Why had these Europeans changed so dramatically? It was the influence of the American Indians. These Indians had been living under a system of governance, The Iroquois Confederacy for hundreds of years. Some say as early as 1100 but no later than 1500. Through this confederacy Indian nations (Mohawk, Oneida, Onondaga, Cayuga, Senica and later the Tuscaroras) had found a way to live in peace, harmony and mutual respect. On July 4, 1744, a powerful Indian Chief, Canassatego, spoke at a meeting designed to forge an alliance between the Iroquois and the colonists. Chief Canassatego said, “Our wise forefathers established union and amity between the five nations. This has made us formidable. This has given us great weight and authority with our neighboring nations. We are a powerful Confederacy and, by your observing the same methods our wise forefathers have taken, you will acquire much strength and power; therefore, whatever befalls you, don’t fall out with one another.”

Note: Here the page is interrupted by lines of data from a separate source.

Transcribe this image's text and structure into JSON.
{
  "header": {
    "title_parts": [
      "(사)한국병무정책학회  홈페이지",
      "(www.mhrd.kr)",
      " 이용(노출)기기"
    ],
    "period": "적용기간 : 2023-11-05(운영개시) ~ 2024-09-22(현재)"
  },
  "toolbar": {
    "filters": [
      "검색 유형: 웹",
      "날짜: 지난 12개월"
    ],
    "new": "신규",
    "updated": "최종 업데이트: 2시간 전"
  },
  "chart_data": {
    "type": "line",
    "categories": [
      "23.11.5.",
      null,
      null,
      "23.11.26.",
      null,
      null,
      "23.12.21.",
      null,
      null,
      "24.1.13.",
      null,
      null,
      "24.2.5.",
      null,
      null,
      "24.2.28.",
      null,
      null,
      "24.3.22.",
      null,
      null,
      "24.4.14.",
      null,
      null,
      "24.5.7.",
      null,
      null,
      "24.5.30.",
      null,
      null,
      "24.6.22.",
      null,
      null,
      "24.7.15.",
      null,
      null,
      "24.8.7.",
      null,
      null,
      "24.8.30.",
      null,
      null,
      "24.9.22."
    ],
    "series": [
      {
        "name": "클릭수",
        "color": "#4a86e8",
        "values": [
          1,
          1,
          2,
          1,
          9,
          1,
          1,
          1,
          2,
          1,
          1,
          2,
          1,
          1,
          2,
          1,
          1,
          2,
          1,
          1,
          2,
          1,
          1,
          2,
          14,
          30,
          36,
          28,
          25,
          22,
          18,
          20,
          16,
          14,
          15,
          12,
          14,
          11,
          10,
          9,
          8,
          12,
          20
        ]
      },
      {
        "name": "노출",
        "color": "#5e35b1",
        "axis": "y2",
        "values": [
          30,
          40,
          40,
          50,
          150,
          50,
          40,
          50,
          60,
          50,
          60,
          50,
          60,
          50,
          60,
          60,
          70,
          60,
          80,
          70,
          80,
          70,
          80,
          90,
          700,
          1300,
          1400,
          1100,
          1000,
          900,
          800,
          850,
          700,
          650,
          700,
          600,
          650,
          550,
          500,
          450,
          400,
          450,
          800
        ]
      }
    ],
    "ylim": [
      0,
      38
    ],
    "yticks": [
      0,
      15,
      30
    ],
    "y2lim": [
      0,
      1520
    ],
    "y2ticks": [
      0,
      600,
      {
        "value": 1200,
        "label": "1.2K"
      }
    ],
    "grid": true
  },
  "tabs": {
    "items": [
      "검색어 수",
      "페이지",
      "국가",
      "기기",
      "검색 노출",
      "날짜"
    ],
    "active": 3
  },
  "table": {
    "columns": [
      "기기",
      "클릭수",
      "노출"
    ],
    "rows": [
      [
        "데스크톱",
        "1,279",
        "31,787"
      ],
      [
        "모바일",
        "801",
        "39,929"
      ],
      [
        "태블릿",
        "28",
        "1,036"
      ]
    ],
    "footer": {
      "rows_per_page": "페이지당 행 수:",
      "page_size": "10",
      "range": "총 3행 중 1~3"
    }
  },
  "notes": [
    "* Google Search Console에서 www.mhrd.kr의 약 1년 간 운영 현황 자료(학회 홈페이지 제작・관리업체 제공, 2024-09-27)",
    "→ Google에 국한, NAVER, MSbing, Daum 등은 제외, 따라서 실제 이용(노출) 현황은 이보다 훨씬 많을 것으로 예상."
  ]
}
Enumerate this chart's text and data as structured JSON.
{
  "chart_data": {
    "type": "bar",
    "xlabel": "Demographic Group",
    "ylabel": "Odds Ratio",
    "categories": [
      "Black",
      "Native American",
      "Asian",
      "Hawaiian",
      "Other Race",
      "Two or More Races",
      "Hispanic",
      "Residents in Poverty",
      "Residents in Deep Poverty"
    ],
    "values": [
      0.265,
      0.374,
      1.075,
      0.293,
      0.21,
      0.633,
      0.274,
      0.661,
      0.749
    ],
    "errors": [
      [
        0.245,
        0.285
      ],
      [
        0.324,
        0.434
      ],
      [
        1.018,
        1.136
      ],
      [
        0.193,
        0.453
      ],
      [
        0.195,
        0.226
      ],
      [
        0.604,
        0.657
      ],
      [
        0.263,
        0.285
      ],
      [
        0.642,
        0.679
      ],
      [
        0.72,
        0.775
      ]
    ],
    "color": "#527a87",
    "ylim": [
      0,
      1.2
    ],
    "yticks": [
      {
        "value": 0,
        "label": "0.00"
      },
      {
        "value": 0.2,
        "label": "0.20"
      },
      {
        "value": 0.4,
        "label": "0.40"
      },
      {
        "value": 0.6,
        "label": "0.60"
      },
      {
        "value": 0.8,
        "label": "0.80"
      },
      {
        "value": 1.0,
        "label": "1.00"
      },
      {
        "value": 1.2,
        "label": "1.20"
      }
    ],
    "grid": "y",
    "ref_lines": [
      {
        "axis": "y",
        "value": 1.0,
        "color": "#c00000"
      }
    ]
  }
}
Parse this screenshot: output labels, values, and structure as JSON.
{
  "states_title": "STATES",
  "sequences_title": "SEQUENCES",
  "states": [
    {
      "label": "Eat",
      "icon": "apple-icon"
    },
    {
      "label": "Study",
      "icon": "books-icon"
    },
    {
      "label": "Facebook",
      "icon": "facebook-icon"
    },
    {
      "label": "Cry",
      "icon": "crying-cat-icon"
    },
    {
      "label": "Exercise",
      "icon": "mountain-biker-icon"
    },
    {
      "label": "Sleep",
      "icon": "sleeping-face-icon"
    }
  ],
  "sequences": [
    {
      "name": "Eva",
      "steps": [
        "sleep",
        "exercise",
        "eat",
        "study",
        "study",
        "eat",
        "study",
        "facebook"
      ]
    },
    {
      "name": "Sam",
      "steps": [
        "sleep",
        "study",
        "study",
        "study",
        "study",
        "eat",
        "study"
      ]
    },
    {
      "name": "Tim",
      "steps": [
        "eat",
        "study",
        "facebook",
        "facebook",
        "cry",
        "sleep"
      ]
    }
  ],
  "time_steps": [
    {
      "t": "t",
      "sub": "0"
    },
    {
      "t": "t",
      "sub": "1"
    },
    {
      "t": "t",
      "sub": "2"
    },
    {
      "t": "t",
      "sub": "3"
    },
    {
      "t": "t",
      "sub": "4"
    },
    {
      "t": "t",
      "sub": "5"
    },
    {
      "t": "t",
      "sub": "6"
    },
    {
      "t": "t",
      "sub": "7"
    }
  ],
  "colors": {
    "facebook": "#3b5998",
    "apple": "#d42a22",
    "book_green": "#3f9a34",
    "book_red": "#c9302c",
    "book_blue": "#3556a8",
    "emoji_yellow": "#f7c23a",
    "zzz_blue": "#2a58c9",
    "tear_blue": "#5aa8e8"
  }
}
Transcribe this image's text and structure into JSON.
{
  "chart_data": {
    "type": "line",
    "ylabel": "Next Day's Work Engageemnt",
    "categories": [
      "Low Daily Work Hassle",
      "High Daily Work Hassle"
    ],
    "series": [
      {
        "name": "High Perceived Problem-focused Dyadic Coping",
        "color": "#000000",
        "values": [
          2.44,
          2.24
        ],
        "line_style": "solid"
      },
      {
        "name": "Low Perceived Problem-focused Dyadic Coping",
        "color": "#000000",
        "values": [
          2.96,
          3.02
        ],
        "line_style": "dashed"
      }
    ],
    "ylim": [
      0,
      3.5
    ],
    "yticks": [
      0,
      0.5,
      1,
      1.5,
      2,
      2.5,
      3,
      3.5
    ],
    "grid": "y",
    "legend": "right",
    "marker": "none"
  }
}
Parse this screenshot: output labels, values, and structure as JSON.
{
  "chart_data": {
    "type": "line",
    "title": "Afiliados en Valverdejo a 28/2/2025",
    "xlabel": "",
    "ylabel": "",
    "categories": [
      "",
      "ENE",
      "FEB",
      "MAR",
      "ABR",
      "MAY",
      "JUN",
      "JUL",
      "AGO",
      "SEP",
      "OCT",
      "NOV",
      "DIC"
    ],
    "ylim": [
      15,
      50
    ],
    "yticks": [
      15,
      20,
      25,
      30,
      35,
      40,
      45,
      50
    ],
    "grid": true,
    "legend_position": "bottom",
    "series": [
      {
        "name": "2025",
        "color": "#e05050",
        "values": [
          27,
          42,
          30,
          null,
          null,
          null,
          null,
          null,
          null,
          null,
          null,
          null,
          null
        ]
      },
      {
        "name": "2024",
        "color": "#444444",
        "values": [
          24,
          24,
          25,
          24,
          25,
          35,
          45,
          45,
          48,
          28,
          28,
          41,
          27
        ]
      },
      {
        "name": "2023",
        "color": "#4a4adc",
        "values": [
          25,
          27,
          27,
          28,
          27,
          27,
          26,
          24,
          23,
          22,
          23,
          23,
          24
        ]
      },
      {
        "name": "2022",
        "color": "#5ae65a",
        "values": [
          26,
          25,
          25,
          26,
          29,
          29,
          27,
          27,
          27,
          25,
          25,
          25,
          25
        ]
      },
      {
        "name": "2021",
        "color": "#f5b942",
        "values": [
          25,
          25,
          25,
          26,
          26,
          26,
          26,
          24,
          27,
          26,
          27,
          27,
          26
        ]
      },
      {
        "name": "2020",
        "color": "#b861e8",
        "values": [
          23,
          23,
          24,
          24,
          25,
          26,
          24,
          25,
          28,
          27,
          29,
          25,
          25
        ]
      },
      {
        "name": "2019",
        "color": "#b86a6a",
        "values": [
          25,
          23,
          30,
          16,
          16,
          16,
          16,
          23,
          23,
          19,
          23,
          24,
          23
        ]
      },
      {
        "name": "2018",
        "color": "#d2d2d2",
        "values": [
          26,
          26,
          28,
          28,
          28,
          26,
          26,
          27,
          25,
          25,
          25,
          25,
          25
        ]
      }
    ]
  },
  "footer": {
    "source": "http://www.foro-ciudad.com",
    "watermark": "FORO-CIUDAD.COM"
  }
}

Benjamin Franklin who was present at the meeting later told of a powerful demonstration given by Canassatego at the meeting. Canassatego approached Franklin and gave him a gift of one single feathered aarow. When Franklin expressed confusion about the gift, Canassatego took back the aarow and broke it on his knee and let the pieces fall to the floor. Then he presented to Franklin a sheaf of twelve aarows (one arrow for each colony represented) tied together in leather. Not even the strongest man in the meeting could break them.
In 1787, John Rutledge of South Carolina read these words written 250 years earlier to members of the Constitutional Convention from Iroquois law: “We, the people, to form a union, to establish peace, equity, and order…..”
Many historians believe Canassatoga is indeed one of our lost Founding Fathers. American history must report the powerful affect the Iroquois culture and constitution had on the founding of the United States of America. Resolution 331, was passed in October, 1988, which acknowledged the influence the Iroquois constitution had upon our own founding documents, including the Declaration of Independence.
When one looks at the great seal of the United States of America, the influence of Chief Canassatego cannot be denied. However, for most Americans the meaning of the seal has been diluted. Most will say the meaning of the olive branch is peace and the meaning of the arrows is Might or power or strenght. But the real meaning is not “Peace through Might” but “Peace through Unity.” Which is a lesson American History must never forget.